The downfall of the film comes in expecting the audience to waive all the ways Ruth’s inaction and poor communication led directly to her being treated terribly. I wondered for a moment if Ruth accepting all of the vitriol thrown at her is a form of self-flagellation, but the truth of the matter is that it’s hard to root for someone who feels entitled to something but won’t explain why her actions don’t match her desires. 

Ruth goes from just wanting to know if Katie is okay to insisting that she be able to see her and accusing the Malcolms of being deceptive. But all the while, she’s holding information inside that would at the very least give her more of a leg to stand on. While this may be a subconscious ploy for the audience to explore their own biases, it doesn’t serve the film as well as it should. 

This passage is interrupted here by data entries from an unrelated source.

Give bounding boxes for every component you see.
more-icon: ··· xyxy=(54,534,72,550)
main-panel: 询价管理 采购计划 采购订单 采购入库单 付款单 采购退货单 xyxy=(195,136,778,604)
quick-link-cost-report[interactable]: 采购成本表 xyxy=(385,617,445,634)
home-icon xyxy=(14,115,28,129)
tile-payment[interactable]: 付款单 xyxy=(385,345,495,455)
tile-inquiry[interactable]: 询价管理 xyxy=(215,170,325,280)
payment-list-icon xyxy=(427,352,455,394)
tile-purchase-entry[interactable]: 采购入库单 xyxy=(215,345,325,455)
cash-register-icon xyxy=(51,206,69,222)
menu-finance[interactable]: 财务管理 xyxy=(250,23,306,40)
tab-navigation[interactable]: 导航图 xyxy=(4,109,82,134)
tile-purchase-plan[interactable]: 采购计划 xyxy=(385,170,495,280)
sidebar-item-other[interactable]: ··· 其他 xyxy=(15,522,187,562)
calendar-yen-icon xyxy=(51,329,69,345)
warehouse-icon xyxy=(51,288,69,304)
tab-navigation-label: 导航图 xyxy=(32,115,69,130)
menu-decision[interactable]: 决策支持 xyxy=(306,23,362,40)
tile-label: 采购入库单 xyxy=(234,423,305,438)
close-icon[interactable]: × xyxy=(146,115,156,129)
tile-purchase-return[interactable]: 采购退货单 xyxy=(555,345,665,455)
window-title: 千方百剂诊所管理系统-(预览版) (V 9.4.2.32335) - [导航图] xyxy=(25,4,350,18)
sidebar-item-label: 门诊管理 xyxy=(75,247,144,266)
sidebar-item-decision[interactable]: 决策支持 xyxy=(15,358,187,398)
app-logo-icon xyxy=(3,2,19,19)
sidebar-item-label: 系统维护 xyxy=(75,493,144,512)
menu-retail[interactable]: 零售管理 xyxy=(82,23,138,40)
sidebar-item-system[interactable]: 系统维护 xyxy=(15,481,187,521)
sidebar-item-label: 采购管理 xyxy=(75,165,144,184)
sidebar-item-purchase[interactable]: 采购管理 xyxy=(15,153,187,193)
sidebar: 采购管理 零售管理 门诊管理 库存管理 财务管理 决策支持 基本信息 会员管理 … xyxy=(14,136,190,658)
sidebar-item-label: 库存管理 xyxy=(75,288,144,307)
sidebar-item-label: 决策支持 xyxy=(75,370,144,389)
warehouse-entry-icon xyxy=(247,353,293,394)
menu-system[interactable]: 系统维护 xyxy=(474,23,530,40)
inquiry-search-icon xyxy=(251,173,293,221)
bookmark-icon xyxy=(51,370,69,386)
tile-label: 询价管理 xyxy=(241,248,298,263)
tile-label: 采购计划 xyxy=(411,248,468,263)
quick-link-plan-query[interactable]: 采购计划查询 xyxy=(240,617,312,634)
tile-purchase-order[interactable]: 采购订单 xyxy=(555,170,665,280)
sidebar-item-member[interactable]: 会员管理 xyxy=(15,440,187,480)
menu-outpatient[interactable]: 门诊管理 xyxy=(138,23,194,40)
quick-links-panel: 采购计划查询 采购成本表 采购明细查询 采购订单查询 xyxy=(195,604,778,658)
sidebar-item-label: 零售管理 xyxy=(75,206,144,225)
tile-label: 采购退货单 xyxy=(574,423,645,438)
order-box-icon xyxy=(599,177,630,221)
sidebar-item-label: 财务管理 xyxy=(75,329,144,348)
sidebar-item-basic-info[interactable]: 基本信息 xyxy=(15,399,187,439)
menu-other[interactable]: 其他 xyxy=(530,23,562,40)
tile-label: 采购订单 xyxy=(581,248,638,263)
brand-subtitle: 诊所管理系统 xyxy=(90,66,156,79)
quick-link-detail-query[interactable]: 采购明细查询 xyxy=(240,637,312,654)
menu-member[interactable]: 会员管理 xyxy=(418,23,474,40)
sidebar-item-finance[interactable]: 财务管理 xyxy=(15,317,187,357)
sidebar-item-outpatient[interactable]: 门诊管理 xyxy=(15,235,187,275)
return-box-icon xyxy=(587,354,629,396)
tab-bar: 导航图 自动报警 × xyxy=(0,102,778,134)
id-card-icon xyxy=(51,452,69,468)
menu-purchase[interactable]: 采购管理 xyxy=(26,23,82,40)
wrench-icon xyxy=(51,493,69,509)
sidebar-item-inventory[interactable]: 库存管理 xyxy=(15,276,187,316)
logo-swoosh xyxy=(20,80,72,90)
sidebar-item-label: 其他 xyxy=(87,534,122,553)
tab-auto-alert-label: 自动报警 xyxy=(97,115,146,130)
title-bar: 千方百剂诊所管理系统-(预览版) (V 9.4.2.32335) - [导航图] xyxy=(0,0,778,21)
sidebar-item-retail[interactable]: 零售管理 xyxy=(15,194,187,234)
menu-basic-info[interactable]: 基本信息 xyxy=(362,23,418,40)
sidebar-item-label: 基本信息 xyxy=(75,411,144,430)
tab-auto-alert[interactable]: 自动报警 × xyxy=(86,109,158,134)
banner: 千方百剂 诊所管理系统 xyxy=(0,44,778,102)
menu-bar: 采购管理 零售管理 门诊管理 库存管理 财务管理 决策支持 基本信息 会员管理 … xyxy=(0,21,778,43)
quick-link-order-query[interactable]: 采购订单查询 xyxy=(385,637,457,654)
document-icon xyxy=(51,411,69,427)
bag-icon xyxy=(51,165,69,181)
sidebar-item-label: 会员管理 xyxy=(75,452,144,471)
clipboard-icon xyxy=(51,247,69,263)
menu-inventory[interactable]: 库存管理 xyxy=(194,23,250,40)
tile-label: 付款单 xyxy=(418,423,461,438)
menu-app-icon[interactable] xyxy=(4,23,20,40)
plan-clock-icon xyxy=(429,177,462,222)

The cinematography of the film is beautiful, and the performances by all are grounded and well done. Sandra Bullock in drama mode is sometimes very hit or miss. She’s an exceptional actor, but there’s a difference between when she goes into drama mode naturally, like in A Time to Kill, and when it appears more forced and intentional, like Crash. She plays Ruth with a heady and frighteningly accurate mixture of stupidity and pride. She shows Ruth both as a gun-toting member of the Trump demographic and a woman scorned by the very system that was never going to protect her in the first place. 

While there are many exceptional elements to the film, in my opinion, they are undone nearly two hours into this slow-paced film. I can’t say that I recommend it, though it’s not at its heart a bad film. If you’re in the mood for solid performances despite a shaky narrative, this may be a welcome entry. 

The Unforgivable is currently airing on Netflix.